Se il nuovo coronavirus avesse fatto il salto di specie in Italia, sarebbe stato individuato subito. Non ha dubbi in tal senso Antonio Sorice, presidente SIMeVeP, la Società italiana di Medicina Veterinaria Preventiva. «Il focolaio sarebbe stato circoscritto e la diffusione del contagio contenuta», ha dichiarato ai microfondi di Sanità informazione. Questo perché in Italia c’è un sistema di prevenzione che permette una sorveglianza continuativa da parte dei servizi sanitari del sistema sanitario nazionale, in stretta collaborazione con i servizi medici. «Tale sorveglianza consente di intercettare sin da subito le patologie che derivano dal mondo animale e che possono essere trasmesse all’uomo, le cosiddette zoonosi», ha aggiunto Sorice. Inoltre, ha spiegato che dal 1954 i servizi veterinari sono tenuti per legge a comunicare ai servizi medici delle Asl ogni anomalia che riscontrano. «Ciò consente una rapida attivazione di tutto il sistema di allerta previsto per la risoluzione di problematiche di questo tipo». D’altra parte, non c’è quella promiscuità uomo-animale in luoghi affollati come i mercati che si vede in Asia.

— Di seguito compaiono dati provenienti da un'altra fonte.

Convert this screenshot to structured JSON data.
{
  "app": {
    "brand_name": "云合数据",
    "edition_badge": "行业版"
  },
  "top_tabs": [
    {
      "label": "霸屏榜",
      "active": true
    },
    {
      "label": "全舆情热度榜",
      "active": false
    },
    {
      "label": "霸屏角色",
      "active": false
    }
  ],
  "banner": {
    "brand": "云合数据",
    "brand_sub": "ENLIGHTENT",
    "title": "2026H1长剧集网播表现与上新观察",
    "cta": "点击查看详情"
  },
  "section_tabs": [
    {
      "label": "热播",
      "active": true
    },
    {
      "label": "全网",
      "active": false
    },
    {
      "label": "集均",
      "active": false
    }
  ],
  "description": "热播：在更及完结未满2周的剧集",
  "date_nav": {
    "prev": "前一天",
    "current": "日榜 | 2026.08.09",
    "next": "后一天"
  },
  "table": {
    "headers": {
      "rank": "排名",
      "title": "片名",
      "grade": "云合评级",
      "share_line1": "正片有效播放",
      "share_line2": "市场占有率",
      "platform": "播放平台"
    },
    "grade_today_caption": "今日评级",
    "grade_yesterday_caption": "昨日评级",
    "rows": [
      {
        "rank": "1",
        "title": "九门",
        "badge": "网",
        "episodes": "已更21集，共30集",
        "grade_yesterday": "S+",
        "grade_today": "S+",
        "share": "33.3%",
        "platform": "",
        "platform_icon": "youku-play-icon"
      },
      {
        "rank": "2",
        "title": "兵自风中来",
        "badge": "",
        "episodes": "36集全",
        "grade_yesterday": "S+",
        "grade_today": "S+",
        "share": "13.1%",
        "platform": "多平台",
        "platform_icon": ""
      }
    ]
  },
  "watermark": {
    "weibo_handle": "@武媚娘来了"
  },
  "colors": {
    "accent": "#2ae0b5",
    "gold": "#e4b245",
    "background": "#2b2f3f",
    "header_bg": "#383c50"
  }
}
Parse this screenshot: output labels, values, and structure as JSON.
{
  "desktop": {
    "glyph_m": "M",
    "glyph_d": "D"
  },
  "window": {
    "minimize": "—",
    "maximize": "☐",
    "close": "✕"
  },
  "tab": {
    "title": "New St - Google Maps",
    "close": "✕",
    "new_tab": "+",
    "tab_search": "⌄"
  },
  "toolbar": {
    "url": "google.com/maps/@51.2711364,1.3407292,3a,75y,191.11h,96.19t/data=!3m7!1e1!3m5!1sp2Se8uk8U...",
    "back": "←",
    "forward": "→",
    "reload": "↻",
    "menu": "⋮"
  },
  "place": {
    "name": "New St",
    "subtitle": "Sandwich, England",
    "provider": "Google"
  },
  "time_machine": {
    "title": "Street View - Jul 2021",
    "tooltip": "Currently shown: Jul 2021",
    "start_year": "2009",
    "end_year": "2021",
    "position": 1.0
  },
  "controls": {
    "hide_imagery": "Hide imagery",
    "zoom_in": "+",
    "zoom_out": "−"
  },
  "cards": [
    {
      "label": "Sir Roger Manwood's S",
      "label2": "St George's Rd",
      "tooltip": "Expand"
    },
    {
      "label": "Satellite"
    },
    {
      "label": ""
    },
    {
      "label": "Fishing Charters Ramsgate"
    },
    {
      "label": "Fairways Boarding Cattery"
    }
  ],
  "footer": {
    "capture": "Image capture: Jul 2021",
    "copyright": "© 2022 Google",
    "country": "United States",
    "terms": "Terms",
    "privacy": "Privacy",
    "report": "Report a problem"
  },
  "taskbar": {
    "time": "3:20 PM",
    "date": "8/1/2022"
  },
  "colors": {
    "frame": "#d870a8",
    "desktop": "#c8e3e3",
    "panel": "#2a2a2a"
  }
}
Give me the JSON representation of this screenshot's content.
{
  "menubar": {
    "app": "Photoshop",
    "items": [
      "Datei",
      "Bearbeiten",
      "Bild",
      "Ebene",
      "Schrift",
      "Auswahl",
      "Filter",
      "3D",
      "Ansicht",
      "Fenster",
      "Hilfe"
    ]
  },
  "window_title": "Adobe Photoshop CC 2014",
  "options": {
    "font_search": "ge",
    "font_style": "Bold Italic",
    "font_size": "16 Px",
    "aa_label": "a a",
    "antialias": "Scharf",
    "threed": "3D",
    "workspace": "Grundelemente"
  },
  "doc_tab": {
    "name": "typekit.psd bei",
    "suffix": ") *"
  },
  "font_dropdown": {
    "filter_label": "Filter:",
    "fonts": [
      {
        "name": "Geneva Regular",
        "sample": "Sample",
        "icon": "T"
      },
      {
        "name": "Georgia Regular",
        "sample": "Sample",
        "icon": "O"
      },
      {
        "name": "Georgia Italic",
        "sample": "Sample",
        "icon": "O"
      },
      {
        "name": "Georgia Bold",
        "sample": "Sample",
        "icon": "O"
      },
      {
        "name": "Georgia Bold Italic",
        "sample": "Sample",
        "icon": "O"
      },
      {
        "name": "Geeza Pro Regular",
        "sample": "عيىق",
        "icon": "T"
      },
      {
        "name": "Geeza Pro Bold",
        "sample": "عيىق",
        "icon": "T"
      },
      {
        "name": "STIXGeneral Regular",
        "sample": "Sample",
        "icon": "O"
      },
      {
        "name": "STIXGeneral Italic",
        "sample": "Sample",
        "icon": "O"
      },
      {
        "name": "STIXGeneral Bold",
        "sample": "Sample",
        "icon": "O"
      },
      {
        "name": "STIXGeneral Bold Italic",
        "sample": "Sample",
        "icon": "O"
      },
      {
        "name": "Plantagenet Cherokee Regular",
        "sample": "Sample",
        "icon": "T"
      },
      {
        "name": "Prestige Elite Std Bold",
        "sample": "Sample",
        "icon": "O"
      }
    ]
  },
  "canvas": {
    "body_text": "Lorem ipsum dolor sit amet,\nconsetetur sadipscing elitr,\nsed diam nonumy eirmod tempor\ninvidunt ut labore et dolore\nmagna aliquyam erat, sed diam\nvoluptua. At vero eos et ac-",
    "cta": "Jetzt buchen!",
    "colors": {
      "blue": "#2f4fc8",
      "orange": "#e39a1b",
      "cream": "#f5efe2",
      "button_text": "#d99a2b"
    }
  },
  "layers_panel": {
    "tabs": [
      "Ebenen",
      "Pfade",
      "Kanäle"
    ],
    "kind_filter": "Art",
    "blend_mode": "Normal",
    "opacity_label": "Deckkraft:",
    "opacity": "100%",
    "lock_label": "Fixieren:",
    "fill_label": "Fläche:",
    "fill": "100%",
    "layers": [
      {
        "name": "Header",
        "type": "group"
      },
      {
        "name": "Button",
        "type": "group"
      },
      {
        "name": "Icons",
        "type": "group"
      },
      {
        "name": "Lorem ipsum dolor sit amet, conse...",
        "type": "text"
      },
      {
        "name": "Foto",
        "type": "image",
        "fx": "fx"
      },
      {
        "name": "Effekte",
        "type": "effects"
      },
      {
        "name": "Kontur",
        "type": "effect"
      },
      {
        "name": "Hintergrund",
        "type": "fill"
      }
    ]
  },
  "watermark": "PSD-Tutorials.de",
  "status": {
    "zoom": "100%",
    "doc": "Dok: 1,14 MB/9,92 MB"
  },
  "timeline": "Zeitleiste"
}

“CORONAVIRUS IN ITALIA SAREBBE STATO SCOPERTO SUBITO”

Il sistema di sorveglianza italiano funziona. Lo assicura Antonio Sorice, presidente SIMeVeP, il quale cita anche alcuni casi del passato. «È già capitato che in Italia siano state intercettate patologie causate da batteri o parassiti di animali e che possono essere trasmesse all’uomo», ha dichiarato a Sanità informazione. Questo è il caso della brucellosi, che colpisce diversi tipi di animali, come mucche, pecore, capre, cervi, maiali e cani. «Ne è un esempio e contemporaneamente la dimostrazione dell’efficacia della sorveglianza italiana. I casi di brucellosi verificatisi in Italia, negli anni scorsi, sono stati immediatamente individuati e arginati». Secondo Sorice il sistema italiano funziona, proprio come quello europeo, quindi può essere un modello da replicare. «Ma a questa andrebbe associato il divieto di promiscuità uomo-animale in luoghi affollati come i mercati», ha evidenziato il presidente SIMeVeP. Gli scienziati australiani intanto hanno avviato un addestramento di veterinari ed operatori del settore agricolo, trasformati in “cacciatori” di virus. Lo metteranno in atto in 11 paesi asiatici, per arrivare a individuare le malattie zoonotiche, quelle che effettuano il salto di specie e costituiscono gran parte delle malattie infettive emergenti, come il coronavirus.